Yesterday at The Paralegal Society website, Jamie Collins posted a response to an attorney who predicted the death of the paralegal profession. As usual, Jamie is right on target. There is no doubt that the practice of law is changing (as it always has) and that the paralegal profession must change with it (as it always has,) but there is nothing to indicate that the role of the paralegal will be made obsolete by technology. Jamie addresses this point well:
Have things changed? Absolutely. Will they continue to? You better believe it. The roles of paralegals will continue to evolve based upon firms’ and societal needs, more advanced skillsets and education, occupational trends, and yes, with the rise of technology and its continued immersion in our daily work lives. We will be doing far more with less.

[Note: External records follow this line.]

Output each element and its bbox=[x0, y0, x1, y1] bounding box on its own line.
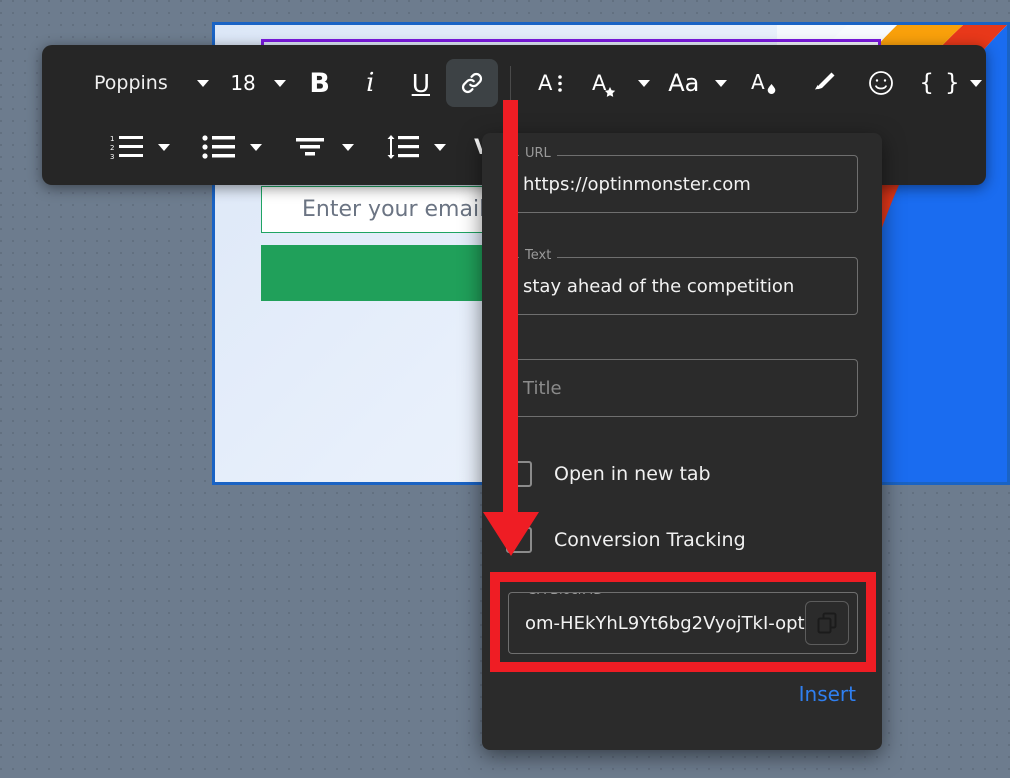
emoji-icon bbox=[866, 68, 896, 98]
font-size-select[interactable]: 18 bbox=[222, 59, 264, 107]
ga-block-id-field[interactable]: GA Block ID om-HEkYhL9Yt6bg2VyojTkI-opti… bbox=[508, 592, 858, 654]
open-new-tab-label: Open in new tab bbox=[554, 463, 711, 485]
special-character-icon: A bbox=[537, 68, 567, 98]
url-field-legend: URL bbox=[519, 146, 557, 161]
chevron-down-icon bbox=[197, 80, 209, 87]
align-dropdown-arrow[interactable] bbox=[332, 123, 358, 171]
chevron-down-icon bbox=[434, 144, 446, 151]
chevron-down-icon bbox=[638, 80, 650, 87]
paragraph-style-button[interactable]: A bbox=[531, 59, 573, 107]
copy-icon bbox=[815, 611, 839, 635]
link-icon bbox=[458, 69, 486, 97]
text-field[interactable]: Text stay ahead of the competition bbox=[506, 257, 858, 315]
chevron-down-icon bbox=[274, 80, 286, 87]
font-color-button[interactable]: A bbox=[744, 59, 786, 107]
font-family-select[interactable]: Poppins bbox=[68, 59, 187, 107]
underline-label: U bbox=[412, 69, 430, 98]
ga-block-id-value: om-HEkYhL9Yt6bg2VyojTkI-optin bbox=[525, 613, 805, 634]
italic-button[interactable]: i bbox=[349, 59, 391, 107]
copy-ga-block-id-button[interactable] bbox=[805, 601, 849, 645]
open-new-tab-row[interactable]: Open in new tab bbox=[506, 461, 858, 487]
insert-button-label: Insert bbox=[799, 682, 856, 706]
text-star-icon: A bbox=[591, 68, 623, 98]
chevron-down-icon bbox=[970, 80, 982, 87]
svg-text:A: A bbox=[538, 71, 553, 95]
chevron-down-icon bbox=[250, 144, 262, 151]
title-field[interactable]: Title bbox=[506, 359, 858, 417]
svg-text:2: 2 bbox=[110, 144, 114, 152]
insert-link-submit-button[interactable]: Insert bbox=[799, 682, 856, 706]
text-transform-label: Aa bbox=[668, 69, 699, 97]
conversion-tracking-row[interactable]: Conversion Tracking bbox=[506, 527, 858, 553]
url-field-value: https://optinmonster.com bbox=[523, 174, 751, 195]
bold-button[interactable]: B bbox=[299, 59, 341, 107]
conversion-tracking-label: Conversion Tracking bbox=[554, 529, 746, 551]
text-transform-button[interactable]: Aa bbox=[663, 59, 705, 107]
highlighter-icon bbox=[808, 68, 838, 98]
ordered-list-icon: 1 2 3 bbox=[110, 134, 144, 160]
bullet-list-icon bbox=[202, 134, 236, 160]
text-field-legend: Text bbox=[519, 248, 557, 263]
svg-text:3: 3 bbox=[110, 153, 114, 160]
emoji-button[interactable] bbox=[860, 59, 902, 107]
font-color-icon: A bbox=[750, 68, 780, 98]
svg-text:A: A bbox=[751, 70, 765, 94]
font-size-dropdown-arrow[interactable] bbox=[264, 59, 290, 107]
insert-link-dialog: URL https://optinmonster.com Text stay a… bbox=[482, 133, 882, 750]
url-field[interactable]: URL https://optinmonster.com bbox=[506, 155, 858, 213]
bullet-list-button[interactable] bbox=[198, 123, 240, 171]
line-height-icon bbox=[386, 134, 420, 160]
text-style-dropdown-arrow[interactable] bbox=[628, 59, 654, 107]
chevron-down-icon bbox=[715, 80, 727, 87]
chevron-down-icon bbox=[158, 144, 170, 151]
conversion-tracking-checkbox[interactable] bbox=[506, 527, 532, 553]
text-field-value: stay ahead of the competition bbox=[523, 276, 794, 297]
align-button[interactable] bbox=[290, 123, 332, 171]
font-family-dropdown-arrow[interactable] bbox=[187, 59, 213, 107]
align-center-icon bbox=[296, 135, 326, 159]
merge-tag-dropdown-arrow[interactable] bbox=[960, 59, 986, 107]
text-style-preset-button[interactable]: A bbox=[586, 59, 628, 107]
highlighter-button[interactable] bbox=[802, 59, 844, 107]
merge-tag-button[interactable]: { } bbox=[918, 59, 960, 107]
toolbar-divider bbox=[510, 66, 511, 100]
open-new-tab-checkbox[interactable] bbox=[506, 461, 532, 487]
italic-label: i bbox=[366, 68, 374, 98]
ordered-list-dropdown-arrow[interactable] bbox=[148, 123, 174, 171]
svg-text:1: 1 bbox=[110, 135, 114, 143]
underline-button[interactable]: U bbox=[400, 59, 442, 107]
insert-link-button[interactable] bbox=[446, 59, 498, 107]
line-height-dropdown-arrow[interactable] bbox=[424, 123, 450, 171]
font-size-value: 18 bbox=[230, 71, 255, 95]
chevron-down-icon bbox=[342, 144, 354, 151]
ga-block-id-legend: GA Block ID bbox=[521, 592, 609, 598]
font-family-value: Poppins bbox=[94, 72, 168, 94]
bold-label: B bbox=[309, 68, 330, 99]
line-height-button[interactable] bbox=[382, 123, 424, 171]
title-field-placeholder: Title bbox=[523, 378, 562, 399]
svg-text:A: A bbox=[592, 71, 607, 95]
bullet-list-dropdown-arrow[interactable] bbox=[240, 123, 266, 171]
text-transform-dropdown-arrow[interactable] bbox=[705, 59, 731, 107]
merge-tag-label: { } bbox=[920, 70, 959, 96]
ordered-list-button[interactable]: 1 2 3 bbox=[106, 123, 148, 171]
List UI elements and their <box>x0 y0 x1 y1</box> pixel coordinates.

But does that equate to the death of the paralegal? No. (Trust me, if the stress, deadlines, workload, and attorneys haven’t killed us yet, nothing will.) The role may change. The tasks may evolve. You may get new software or better systems. You may learn how to do things faster or better. Heck, one day, your attorney may even learn how to locate his own files or properly format a legal document—it could happen. One day, they may even potentially call us by an alternate title. But don’t go picking out your career tombstone just yet…
I’ll also let her conclusion serve for mine – other than suggesting that you use the link above to go read the entire post:
The day the robot can actually field phone calls like a living, breathing, caring human being, act as a liaison to clients, work on trial strategy, prepare clients for depositions and trial, make clients over for trial purposes which includes a hell of a lot of shopping, read an esquire’s mind, find inconsistencies in case-related matters, make the attorney look damn good, and fetch all those missing files/documents, along with my sanity—do send it immediately. I’m all in. I will seriously begin to contemplate my severance package and cabana rental at that time.